Robert Keßler is a tireless sound researcher who is not content with searching, but only accepts what he has found. He tweaks every note until it is one hundred percent right. Nothing is further from his mind than reinventing the jazz guitar, and yet “Bloodlines” is a highly original statement. Anyone who has never met Robert Keßler, read anything about him or knows anything else about him, will be able to get very close to a human being in these seven songs. He reveals a lot about his children, his neighbourhood, his world view. “Bloodline” is the honest self-portrait of an artist personality who has recognised his priorities and knows how to realise them with all the consequences. The melodies on “Bloodline” may not yet leave a patina on the auditory membrane on the first pass, as is perhaps the case with a Pat Metheny, but it is precisely their passionate casualness that instils a sense of familiarity in no time at all. The guitarist offers us a gentle dialogue in which the listeners are just as involved as the musicians involved. The atmosphere of these songs settles on the mood and sensual perception like the promising smell of roasting in an inn where one is invited to dinner.
The seven songs on “Bloodline” were not written specifically for the album, but neither are they a “best of drawer” of the last ten years. They were written on a sheet of music by Keßler’s life and were created with life. He had no choice. Formulating another album was not an option, because this and only this is the story he can tell at this moment. But the next chapter is already waiting.
Besides all these personal stories, “Bloodline” is also a tribute to Keßler’s instrument. He pays homage to every single note in the same way he does to the people around him. There is nothing random, unintentional or banal, no hierarchies or categorisations. Musicians like Barney Kessel, Jim Hall or Pat Metheny look over his shoulder as he plays, smirk and gently sway along with the grooves of the Berliner. “Bloodline” is a flawless jazz album that does not break with conventions, but leads to very unconventional narrative threads within the jazz vocabulary.
On “Bloodline”, Keßler is supported by two musicians with whom he has a lot of personal ties. Keßler has been friends with drummer Tobias Backhaus since he was a student. Every time he stands on stage with the drummer, he is impressed anew by what Backhaus discovers in the music and then makes out of it. For the guitarist, Andreas Henze is the Berlin bassist with the most beautiful solo tone.

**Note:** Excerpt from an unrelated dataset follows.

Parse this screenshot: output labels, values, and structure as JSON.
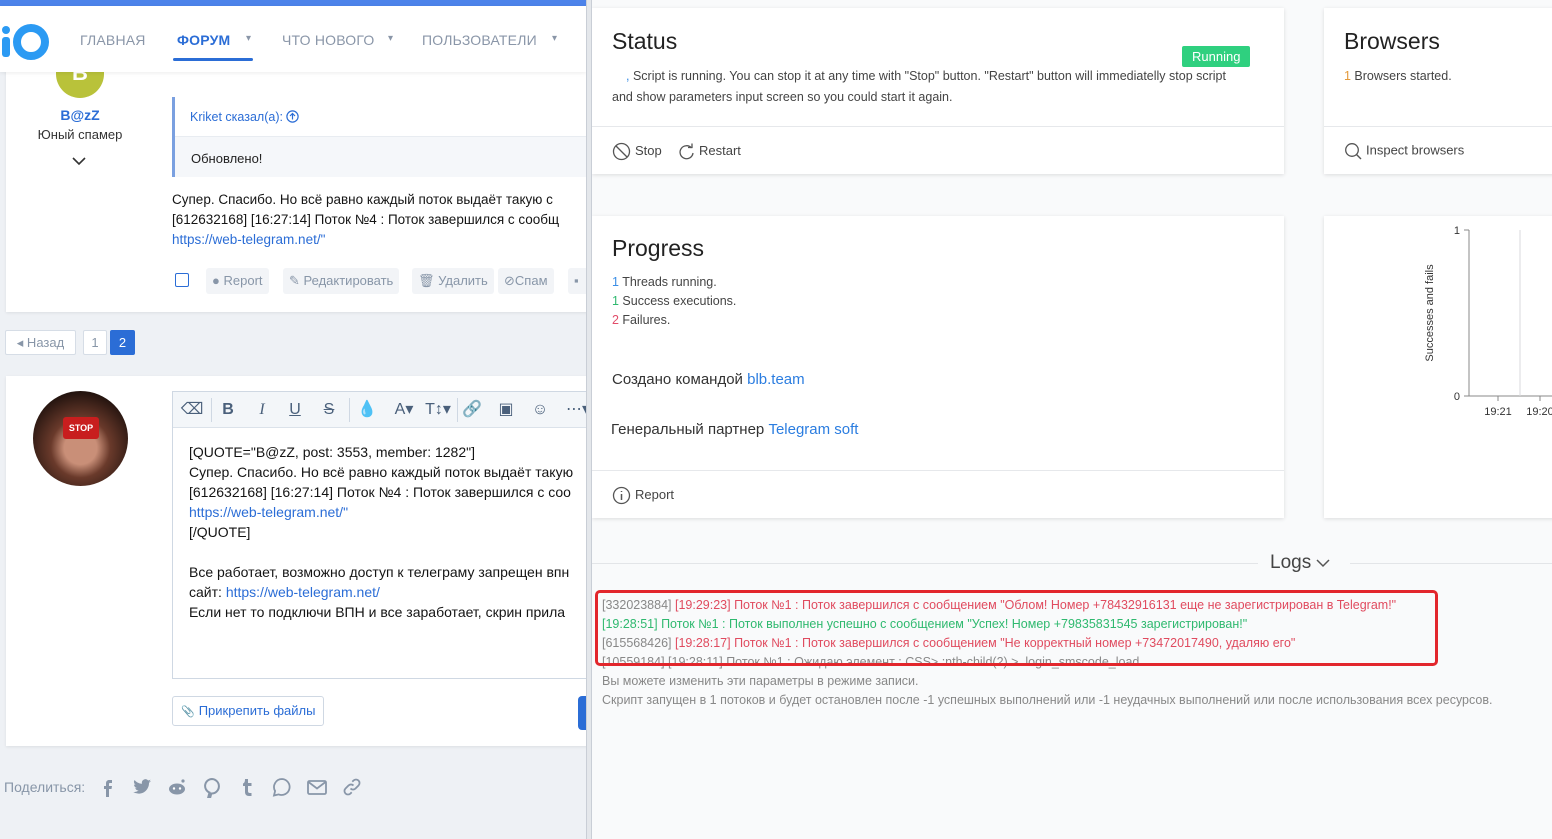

Where you switch off with other bassists, you especially enjoy listening to him, Keßler jubilates. Even with his two accompanists, who are rather co-conspirators than sidemen in the usual sense, it is the special combination of human empathy and musical brilliance that recommends them for playing together with Robert Keßler.

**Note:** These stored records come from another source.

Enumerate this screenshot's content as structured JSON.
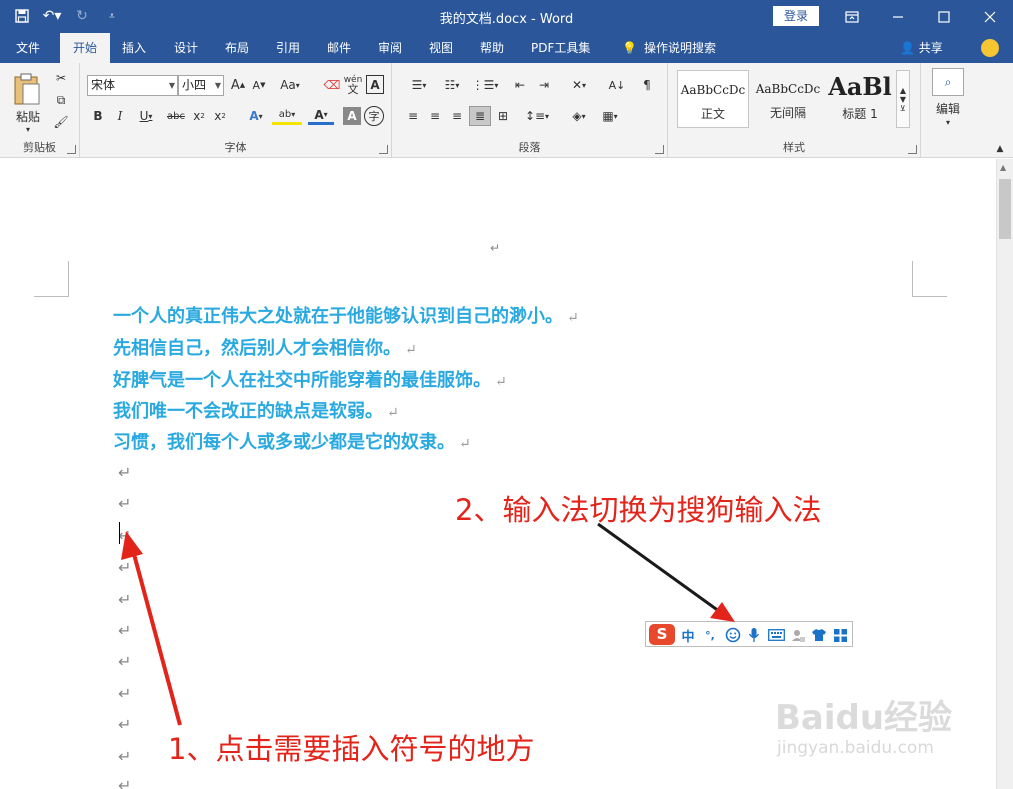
{
  "window": {
    "title": "我的文档.docx  -  Word",
    "login_label": "登录"
  },
  "tabs": [
    {
      "label": "文件"
    },
    {
      "label": "开始"
    },
    {
      "label": "插入"
    },
    {
      "label": "设计"
    },
    {
      "label": "布局"
    },
    {
      "label": "引用"
    },
    {
      "label": "邮件"
    },
    {
      "label": "审阅"
    },
    {
      "label": "视图"
    },
    {
      "label": "帮助"
    },
    {
      "label": "PDF工具集"
    },
    {
      "label": "操作说明搜索"
    }
  ],
  "share_label": "共享",
  "ribbon": {
    "clipboard": {
      "paste_label": "粘贴",
      "group_label": "剪贴板"
    },
    "font": {
      "font_name": "宋体",
      "font_size": "小四",
      "group_label": "字体",
      "aa_label": "Aa",
      "phonetic_label": "wén"
    },
    "paragraph": {
      "group_label": "段落"
    },
    "styles": {
      "group_label": "样式",
      "items": [
        {
          "sample": "AaBbCcDc",
          "name": "正文"
        },
        {
          "sample": "AaBbCcDc",
          "name": "无间隔"
        },
        {
          "sample": "AaBl",
          "name": "标题 1"
        }
      ]
    },
    "editing": {
      "label": "编辑"
    }
  },
  "document": {
    "paragraph_mark": "↵",
    "lines": [
      "一个人的真正伟大之处就在于他能够认识到自己的渺小。",
      "先相信自己，然后别人才会相信你。",
      "好脾气是一个人在社交中所能穿着的最佳服饰。",
      "我们唯一不会改正的缺点是软弱。",
      "习惯，我们每个人或多或少都是它的奴隶。"
    ]
  },
  "ime": {
    "logo": "S",
    "mode": "中",
    "punct": "°,"
  },
  "annotations": {
    "step1": "1、点击需要插入符号的地方",
    "step2": "2、输入法切换为搜狗输入法"
  },
  "watermark": {
    "logo": "Baidu经验",
    "url": "jingyan.baidu.com"
  },
  "colors": {
    "accent": "#2b579a",
    "text_blue": "#29a9e0",
    "annotation_red": "#e3241b",
    "sogou_red": "#e8492c"
  }
}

For many reasons, “Bloodline” is the ideal sluice through which to find peace for the end of the day after a long day at work, the pilot ship that takes us over the shoals of everyday life, the magic formula that postulates the I in the we and the we in the I. For Keßler himself, the CD is an oasis in the madness of daily temptations and a piece of refuge. Last but not least, “Bloodline” is an enchanting story that, in the best moments, seems to listen to us more than it tells us.